Instagram posts and stories showed large crowds of students in high schools across the country, including several in Massachusetts and elsewhere in New England, participating in the walkout on Friday.
An Instagram post from the Bedford High School library showed a significant number of students holding signs outside the school.
“Students supporting themselves and their peers,” the post said.
Evvy Shoemaker planned the walkout at Acton-Boxborough Regional High School, where she is a sophomore, with help from two friends. She expected maybe 25 or 30 people to show up, she said.
But the drop-off loop in front of the high school was filled with students, she said. The school even flew the pride flag for what she believes was the first time.
“It wasn’t what I expected, and it meant a lot,” Shoemaker said. “I hope that queer students are able to see that there are people who are willing to stick up for them, and that there are staff members and students who are on their side.”

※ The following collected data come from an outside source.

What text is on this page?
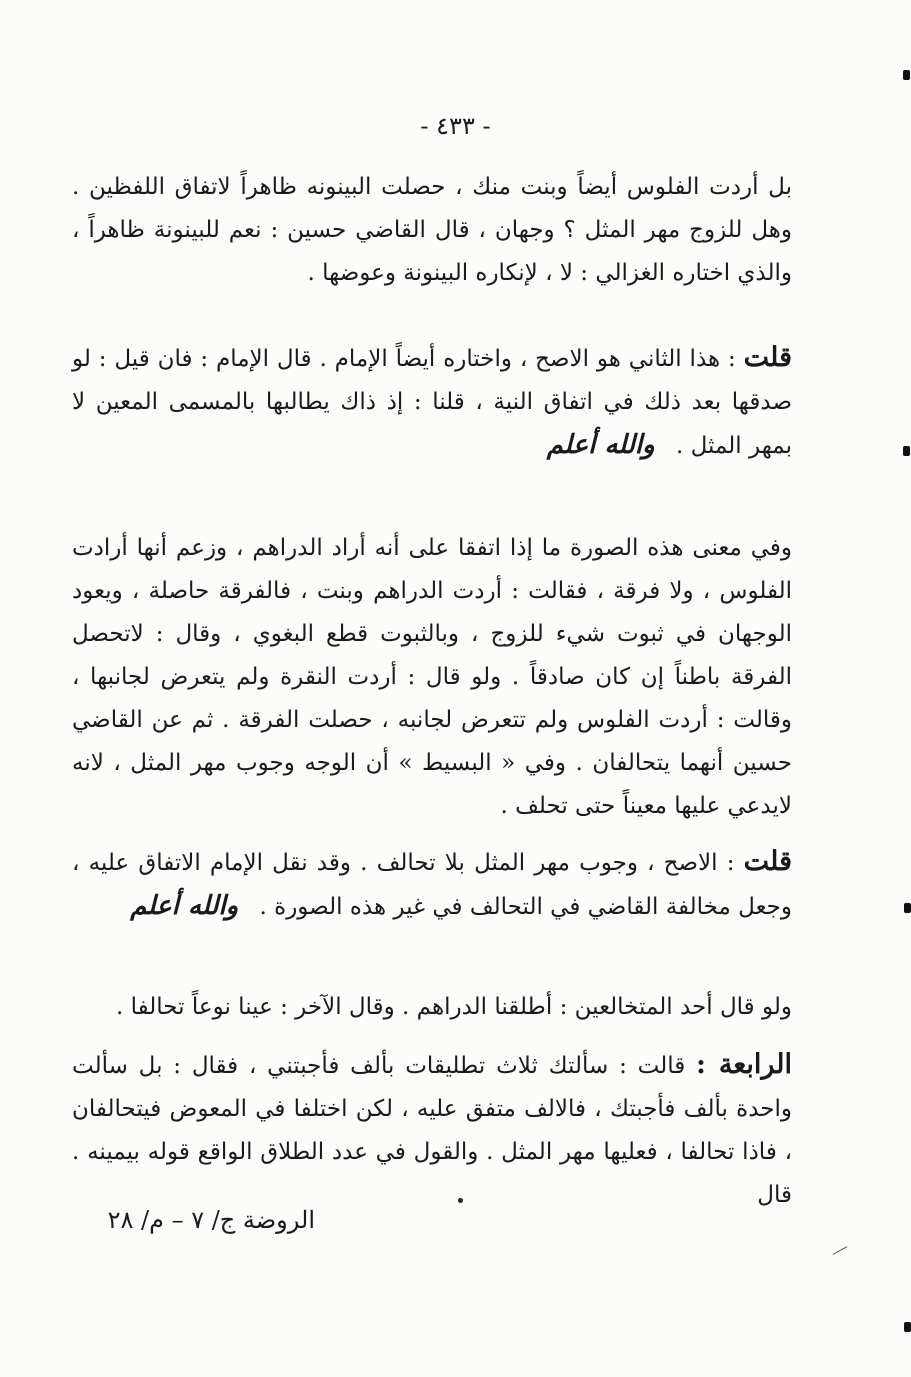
- ٤٣٣ -

بل أردت الفلوس أيضاً وبنت منك ، حصلت البينونه ظاهراً لاتفاق اللفظين . وهل للزوج مهر المثل ؟ وجهان ، قال القاضي حسين : نعم للبينونة ظاهراً ، والذي اختاره الغزالي : لا ، لإنكاره البينونة وعوضها .

قلت : هذا الثاني هو الاصح ، واختاره أيضاً الإمام . قال الإمام : فان قيل : لو صدقها بعد ذلك في اتفاق النية ، قلنا : إذ ذاك يطالبها بالمسمى المعين لا بمهر المثل . والله أعلم

وفي معنى هذه الصورة ما إذا اتفقا على أنه أراد الدراهم ، وزعم أنها أرادت الفلوس ، ولا فرقة ، فقالت : أردت الدراهم وبنت ، فالفرقة حاصلة ، ويعود الوجهان في ثبوت شيء للزوج ، وبالثبوت قطع البغوي ، وقال : لاتحصل الفرقة باطناً إن كان صادقاً . ولو قال : أردت النقرة ولم يتعرض لجانبها ، وقالت : أردت الفلوس ولم تتعرض لجانبه ، حصلت الفرقة . ثم عن القاضي حسين أنهما يتحالفان . وفي « البسيط » أن الوجه وجوب مهر المثل ، لانه لايدعي عليها معيناً حتى تحلف .

قلت : الاصح ، وجوب مهر المثل بلا تحالف . وقد نقل الإمام الاتفاق عليه ، وجعل مخالفة القاضي في التحالف في غير هذه الصورة . والله أعلم

ولو قال أحد المتخالعين : أطلقنا الدراهم . وقال الآخر : عينا نوعاً تحالفا .

الرابعة : قالت : سألتك ثلاث تطليقات بألف فأجبتني ، فقال : بل سألت واحدة بألف فأجبتك ، فالالف متفق عليه ، لكن اختلفا في المعوض فيتحالفان ، فاذا تحالفا ، فعليها مهر المثل . والقول في عدد الطلاق الواقع قوله بيمينه . قال

الروضة ج/ ٧ – م/ ٢٨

In Walpole, Norfolk County Agricultural High School students stood in a circle and listened to speakers talk about protections for queer youth. Some draped rainbow flags across their shoulders or held signs that read “We say gay,” a reference to the Florida bill.
Kimm Topping, program manager of the Safe Schools Program for LGBTQ Students, said that, as an adult, it was heartening to see high school students speaking out and supporting one another.
“I started the first GSA in my town and I you couldn’t get anyone to show up to a meeting, because the culture was just silence and stigma,” they said. “And I feel like that’s really shifted in a lot of places, but there are so many pockets of students who are not getting that support. There’s still a lot of work for us to do.”